I know there are several other people out there who have updated the modules from Drupal 6 to Drupal 7, and several public access and media centers who are installing and using the new versions. I believe Kevin Reynen is responsible for getting these up and running, and for helping the stations that are using them install and setup the system. The Community Media Project really has been successful overall, from what I hear, and I would love to open up discussion on what is working well there, and also what is not.
I believe we are taking this project in a different direction than what Community Media Project is doing. I am a newcomer to public access, and really Drupal in general, but have been making software and websites for quite some time. From what I understand, the two major failures of OMP were:
1) It required either a developer on staff at the station to install, maintain, and update the system, or required OMF’s developers to try and maintain many sites across the country, which obviously did not work. Too much work, not enough time or resources.
2) The previous system required serious network and hardware setup at the local stations. Developers from OMF were traveling to station to setup these systems. Our developers are not hardware specialists, and were unable to travel back if problems arose with the system they installed.
3) The overall design and user experience of the system was severely flawed. The system was never really designed in a way to be easily usable by station staff and admin, let alone the, for the most part, non-technically savvy communities the software was built to cater to.
The new vision this post is all about should really fix these three issues. To address problems 1 and 2, we are hoping to build something that is following the software as a service model. We hope to have something built that is deployable for many organizations. Updates to the system would be pushed through to all the sites, and we would also hopefully have a “golden build” that we could fall back to, if something gets majorly messed up for a station (which it inevitably will). The software would be configurable, at a basic level, to fit the needs and goals of each organization that signs on. The hardware would be “in the cloud”, and therefore would eliminate any need for OMF developers to be delving into the hardware realm.
To address problem 2, we have hired an experienced UX designer to help us make this software less “Drupally” and to make the user experience simple, clean, and hopefully enjoyable. We want the interfaces and forms to be clean, and intuitive.

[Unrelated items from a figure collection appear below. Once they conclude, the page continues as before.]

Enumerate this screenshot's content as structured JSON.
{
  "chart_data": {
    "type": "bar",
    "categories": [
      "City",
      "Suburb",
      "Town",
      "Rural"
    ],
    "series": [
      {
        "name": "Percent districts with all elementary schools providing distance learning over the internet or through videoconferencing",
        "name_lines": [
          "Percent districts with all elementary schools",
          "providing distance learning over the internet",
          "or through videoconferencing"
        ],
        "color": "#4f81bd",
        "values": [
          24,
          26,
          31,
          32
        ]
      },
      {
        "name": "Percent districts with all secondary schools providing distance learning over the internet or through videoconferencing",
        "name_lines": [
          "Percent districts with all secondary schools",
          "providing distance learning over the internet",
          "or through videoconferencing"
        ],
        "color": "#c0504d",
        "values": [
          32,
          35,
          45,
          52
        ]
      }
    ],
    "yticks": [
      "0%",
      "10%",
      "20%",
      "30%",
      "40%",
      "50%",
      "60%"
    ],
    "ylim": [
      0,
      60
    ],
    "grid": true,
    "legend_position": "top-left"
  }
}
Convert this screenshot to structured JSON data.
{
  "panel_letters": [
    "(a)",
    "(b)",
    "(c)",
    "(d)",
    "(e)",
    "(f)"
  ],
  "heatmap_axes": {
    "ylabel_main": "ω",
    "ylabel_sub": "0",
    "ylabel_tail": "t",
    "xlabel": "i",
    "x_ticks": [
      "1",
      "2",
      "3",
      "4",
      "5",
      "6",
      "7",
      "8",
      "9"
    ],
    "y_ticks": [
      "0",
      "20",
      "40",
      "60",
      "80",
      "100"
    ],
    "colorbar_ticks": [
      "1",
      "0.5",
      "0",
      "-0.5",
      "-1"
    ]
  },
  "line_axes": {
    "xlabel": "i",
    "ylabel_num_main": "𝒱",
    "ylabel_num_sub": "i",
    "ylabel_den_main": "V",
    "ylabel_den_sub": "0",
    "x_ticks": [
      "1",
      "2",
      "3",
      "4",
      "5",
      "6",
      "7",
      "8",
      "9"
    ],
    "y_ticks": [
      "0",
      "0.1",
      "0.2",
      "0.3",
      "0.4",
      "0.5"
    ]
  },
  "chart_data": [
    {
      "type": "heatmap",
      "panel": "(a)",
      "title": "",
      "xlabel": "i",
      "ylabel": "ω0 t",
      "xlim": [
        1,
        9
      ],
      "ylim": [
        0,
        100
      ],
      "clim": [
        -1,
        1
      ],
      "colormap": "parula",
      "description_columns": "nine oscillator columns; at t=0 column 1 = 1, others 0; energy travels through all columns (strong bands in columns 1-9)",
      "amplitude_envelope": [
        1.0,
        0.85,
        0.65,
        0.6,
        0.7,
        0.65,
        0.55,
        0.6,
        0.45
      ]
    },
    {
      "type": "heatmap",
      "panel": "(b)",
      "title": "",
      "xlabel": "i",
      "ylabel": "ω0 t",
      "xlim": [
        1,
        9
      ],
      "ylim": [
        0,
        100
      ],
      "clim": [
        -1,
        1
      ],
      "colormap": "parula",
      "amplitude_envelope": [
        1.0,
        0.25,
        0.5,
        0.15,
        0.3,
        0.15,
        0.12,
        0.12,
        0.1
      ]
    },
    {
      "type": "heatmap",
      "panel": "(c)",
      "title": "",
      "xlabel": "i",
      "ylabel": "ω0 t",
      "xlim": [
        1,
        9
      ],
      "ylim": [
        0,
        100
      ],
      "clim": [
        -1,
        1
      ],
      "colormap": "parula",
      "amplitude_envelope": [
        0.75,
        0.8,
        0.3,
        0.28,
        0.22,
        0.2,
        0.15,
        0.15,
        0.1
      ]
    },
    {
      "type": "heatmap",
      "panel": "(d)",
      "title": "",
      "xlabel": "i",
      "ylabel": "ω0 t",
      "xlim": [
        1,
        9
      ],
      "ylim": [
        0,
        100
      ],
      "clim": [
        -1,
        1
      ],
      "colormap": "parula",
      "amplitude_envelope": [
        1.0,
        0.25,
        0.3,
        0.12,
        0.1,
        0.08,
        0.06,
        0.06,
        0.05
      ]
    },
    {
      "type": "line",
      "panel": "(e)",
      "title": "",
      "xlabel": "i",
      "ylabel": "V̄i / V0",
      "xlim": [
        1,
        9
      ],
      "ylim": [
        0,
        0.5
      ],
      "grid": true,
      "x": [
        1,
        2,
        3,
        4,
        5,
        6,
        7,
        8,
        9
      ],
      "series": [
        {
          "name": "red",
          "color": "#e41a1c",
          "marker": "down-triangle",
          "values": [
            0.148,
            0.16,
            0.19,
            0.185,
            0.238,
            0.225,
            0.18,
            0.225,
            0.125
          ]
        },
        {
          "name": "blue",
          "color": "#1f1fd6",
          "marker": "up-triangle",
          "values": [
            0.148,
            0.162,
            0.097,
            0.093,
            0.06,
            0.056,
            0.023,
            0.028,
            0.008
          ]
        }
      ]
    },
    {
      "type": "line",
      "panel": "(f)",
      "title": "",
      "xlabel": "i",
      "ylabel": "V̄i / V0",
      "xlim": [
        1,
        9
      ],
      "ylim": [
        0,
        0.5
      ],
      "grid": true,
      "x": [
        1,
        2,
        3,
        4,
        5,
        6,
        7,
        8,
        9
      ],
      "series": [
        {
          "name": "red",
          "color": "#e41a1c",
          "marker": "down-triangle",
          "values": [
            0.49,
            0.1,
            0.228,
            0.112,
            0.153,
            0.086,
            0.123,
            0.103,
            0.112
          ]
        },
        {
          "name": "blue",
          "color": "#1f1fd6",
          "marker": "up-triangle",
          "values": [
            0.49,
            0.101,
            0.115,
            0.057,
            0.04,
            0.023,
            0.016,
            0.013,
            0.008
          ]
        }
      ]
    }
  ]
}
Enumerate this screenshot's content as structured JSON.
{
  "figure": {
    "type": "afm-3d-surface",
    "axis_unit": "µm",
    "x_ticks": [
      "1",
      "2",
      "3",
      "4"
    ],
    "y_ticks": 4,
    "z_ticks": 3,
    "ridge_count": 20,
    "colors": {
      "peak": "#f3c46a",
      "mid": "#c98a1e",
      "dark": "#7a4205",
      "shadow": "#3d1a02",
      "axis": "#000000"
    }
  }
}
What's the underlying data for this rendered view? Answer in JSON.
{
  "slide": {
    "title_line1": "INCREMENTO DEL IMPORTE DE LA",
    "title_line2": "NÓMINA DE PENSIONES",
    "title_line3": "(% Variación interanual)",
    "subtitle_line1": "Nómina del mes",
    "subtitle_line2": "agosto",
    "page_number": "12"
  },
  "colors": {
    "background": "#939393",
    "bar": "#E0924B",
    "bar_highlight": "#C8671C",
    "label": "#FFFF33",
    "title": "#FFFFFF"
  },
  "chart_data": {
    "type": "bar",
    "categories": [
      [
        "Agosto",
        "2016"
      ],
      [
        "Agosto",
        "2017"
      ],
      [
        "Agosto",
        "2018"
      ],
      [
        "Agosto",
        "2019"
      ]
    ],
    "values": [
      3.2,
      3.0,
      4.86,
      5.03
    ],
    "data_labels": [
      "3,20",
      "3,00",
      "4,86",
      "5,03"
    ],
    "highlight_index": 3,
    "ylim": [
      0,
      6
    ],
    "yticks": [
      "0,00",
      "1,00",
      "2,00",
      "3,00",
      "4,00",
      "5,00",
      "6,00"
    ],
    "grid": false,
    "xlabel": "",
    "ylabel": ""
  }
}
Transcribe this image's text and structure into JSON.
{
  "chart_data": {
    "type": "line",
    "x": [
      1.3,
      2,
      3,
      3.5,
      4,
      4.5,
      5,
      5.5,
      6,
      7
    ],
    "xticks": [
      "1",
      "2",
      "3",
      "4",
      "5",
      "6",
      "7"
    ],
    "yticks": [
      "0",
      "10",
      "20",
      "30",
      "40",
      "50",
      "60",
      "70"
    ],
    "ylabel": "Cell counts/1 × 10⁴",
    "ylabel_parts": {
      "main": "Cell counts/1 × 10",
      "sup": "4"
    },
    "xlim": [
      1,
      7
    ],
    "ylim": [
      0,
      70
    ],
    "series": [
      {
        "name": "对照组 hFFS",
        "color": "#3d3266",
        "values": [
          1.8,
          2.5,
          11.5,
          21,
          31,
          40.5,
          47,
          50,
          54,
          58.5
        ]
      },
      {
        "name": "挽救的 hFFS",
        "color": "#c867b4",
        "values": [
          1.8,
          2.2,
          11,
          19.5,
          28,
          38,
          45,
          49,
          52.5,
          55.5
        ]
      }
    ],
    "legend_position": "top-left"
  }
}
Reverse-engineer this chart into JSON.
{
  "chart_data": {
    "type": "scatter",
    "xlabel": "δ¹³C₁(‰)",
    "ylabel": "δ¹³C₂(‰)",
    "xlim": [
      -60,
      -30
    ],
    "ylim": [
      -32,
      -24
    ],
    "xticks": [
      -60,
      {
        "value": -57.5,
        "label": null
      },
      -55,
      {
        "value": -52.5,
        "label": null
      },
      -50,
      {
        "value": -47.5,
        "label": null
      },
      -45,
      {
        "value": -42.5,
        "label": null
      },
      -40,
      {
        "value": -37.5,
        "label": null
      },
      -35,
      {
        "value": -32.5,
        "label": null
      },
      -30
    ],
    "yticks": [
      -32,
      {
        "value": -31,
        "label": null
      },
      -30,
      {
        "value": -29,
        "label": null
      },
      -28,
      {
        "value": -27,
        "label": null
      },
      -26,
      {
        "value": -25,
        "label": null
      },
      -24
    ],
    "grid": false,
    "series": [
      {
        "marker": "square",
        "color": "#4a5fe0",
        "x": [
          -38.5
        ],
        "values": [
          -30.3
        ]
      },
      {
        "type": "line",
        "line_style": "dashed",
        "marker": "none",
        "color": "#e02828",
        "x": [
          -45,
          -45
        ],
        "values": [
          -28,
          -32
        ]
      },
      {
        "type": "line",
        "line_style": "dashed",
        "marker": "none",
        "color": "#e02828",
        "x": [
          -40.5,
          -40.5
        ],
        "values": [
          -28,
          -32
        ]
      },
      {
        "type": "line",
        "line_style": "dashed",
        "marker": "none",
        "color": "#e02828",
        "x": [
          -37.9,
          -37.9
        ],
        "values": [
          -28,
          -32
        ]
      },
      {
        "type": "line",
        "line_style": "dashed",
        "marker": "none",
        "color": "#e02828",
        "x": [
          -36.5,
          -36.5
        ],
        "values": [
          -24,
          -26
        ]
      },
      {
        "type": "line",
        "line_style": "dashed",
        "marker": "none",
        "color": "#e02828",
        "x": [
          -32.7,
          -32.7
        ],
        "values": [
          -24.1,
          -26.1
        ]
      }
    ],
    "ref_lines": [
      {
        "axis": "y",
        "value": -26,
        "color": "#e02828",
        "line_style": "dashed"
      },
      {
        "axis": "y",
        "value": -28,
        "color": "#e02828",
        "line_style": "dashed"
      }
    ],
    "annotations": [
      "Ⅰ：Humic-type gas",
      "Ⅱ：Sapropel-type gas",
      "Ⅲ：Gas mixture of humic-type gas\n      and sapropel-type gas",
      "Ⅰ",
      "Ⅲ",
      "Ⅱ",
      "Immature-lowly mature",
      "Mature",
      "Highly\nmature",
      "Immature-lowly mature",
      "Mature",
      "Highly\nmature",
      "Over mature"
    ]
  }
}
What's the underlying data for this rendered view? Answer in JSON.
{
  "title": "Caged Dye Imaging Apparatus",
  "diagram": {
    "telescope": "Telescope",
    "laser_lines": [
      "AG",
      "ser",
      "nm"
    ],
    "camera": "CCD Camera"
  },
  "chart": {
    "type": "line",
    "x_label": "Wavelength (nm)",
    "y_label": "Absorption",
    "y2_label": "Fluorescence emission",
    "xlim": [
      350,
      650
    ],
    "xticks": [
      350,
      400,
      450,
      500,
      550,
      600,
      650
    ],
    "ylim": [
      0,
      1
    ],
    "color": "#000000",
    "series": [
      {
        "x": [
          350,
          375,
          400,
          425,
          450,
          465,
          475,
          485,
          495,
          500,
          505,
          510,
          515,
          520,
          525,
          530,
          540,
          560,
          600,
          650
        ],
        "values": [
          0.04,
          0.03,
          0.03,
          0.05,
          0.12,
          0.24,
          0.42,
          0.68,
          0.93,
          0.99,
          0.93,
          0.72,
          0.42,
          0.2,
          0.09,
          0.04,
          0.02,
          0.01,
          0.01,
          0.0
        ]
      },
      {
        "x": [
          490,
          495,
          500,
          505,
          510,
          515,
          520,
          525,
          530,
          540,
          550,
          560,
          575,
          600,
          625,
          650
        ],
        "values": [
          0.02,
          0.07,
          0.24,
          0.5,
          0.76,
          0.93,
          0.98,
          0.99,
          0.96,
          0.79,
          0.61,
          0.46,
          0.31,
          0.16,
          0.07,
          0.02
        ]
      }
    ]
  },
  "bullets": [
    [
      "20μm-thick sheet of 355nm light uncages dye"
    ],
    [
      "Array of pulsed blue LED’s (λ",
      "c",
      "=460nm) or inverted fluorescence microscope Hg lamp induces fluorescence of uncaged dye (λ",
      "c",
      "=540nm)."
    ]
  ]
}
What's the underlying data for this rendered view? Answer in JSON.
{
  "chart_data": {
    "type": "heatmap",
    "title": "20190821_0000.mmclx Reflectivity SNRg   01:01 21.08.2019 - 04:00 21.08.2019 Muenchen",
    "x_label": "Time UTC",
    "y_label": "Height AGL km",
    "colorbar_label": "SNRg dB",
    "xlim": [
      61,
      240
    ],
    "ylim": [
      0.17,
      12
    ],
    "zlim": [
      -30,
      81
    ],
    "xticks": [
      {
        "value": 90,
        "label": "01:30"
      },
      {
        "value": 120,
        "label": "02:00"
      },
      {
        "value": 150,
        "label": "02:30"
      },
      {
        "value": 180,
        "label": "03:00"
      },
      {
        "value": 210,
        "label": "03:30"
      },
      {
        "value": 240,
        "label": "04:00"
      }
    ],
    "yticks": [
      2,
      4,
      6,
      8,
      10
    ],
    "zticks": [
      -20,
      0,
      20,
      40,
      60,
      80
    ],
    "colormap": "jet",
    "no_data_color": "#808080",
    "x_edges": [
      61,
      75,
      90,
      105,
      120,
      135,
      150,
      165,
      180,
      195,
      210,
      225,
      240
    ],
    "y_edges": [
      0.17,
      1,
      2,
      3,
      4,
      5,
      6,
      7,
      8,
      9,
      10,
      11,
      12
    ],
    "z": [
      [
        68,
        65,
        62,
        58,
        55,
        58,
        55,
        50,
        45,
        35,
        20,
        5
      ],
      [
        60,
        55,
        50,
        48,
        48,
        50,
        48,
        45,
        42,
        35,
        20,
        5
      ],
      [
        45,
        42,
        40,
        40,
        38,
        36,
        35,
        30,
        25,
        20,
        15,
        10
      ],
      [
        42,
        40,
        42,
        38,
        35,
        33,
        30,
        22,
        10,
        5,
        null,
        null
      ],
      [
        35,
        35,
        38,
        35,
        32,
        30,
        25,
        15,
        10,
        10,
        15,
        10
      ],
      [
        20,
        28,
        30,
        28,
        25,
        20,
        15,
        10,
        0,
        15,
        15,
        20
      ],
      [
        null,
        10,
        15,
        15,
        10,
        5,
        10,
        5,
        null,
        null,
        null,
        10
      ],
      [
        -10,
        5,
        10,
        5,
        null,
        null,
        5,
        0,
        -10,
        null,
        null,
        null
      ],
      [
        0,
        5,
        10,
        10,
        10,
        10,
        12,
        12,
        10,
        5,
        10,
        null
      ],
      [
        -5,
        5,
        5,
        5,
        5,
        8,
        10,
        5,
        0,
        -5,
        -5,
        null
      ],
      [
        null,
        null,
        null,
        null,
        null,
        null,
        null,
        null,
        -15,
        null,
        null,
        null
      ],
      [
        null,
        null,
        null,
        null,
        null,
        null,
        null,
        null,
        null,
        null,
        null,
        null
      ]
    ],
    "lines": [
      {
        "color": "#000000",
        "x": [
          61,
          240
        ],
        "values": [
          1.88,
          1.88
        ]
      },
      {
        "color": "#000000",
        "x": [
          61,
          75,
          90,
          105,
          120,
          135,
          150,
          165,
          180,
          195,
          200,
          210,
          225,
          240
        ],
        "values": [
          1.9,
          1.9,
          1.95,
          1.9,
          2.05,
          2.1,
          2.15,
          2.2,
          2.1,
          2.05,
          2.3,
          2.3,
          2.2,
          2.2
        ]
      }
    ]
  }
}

We know we have a lot of work to do to accomplish these things, and we also have to update and create new modules that are going to handle all of the myriad tasks the original OMP could do, plus more. To tackle all of these issues, we have partnered with Warecorp, to increase our development power. They have a team of developers, and the Warecorp partner, Chris Dystra, also runs The Uptake, a citizen fueled news organization, who has interest in using the OMP as well.
I know this is a long post, so I will stop here and let this all sink in. Please feel free to respond with questions, concerns, comments, and ideas. We are really trying to make this thing work, and want to foster collaboration in both the Drupal and public access communities. We know that the previous version of OMP, while ambitious and functional, was not the best solution for all stations, and the new incarnation also may not meet everyone’s needs, but we hope it works for those who adopt it, and we hope it works well. I, for one, will be committed to making the best software I can, and hope to see several stations on board and using it come the middle of summer.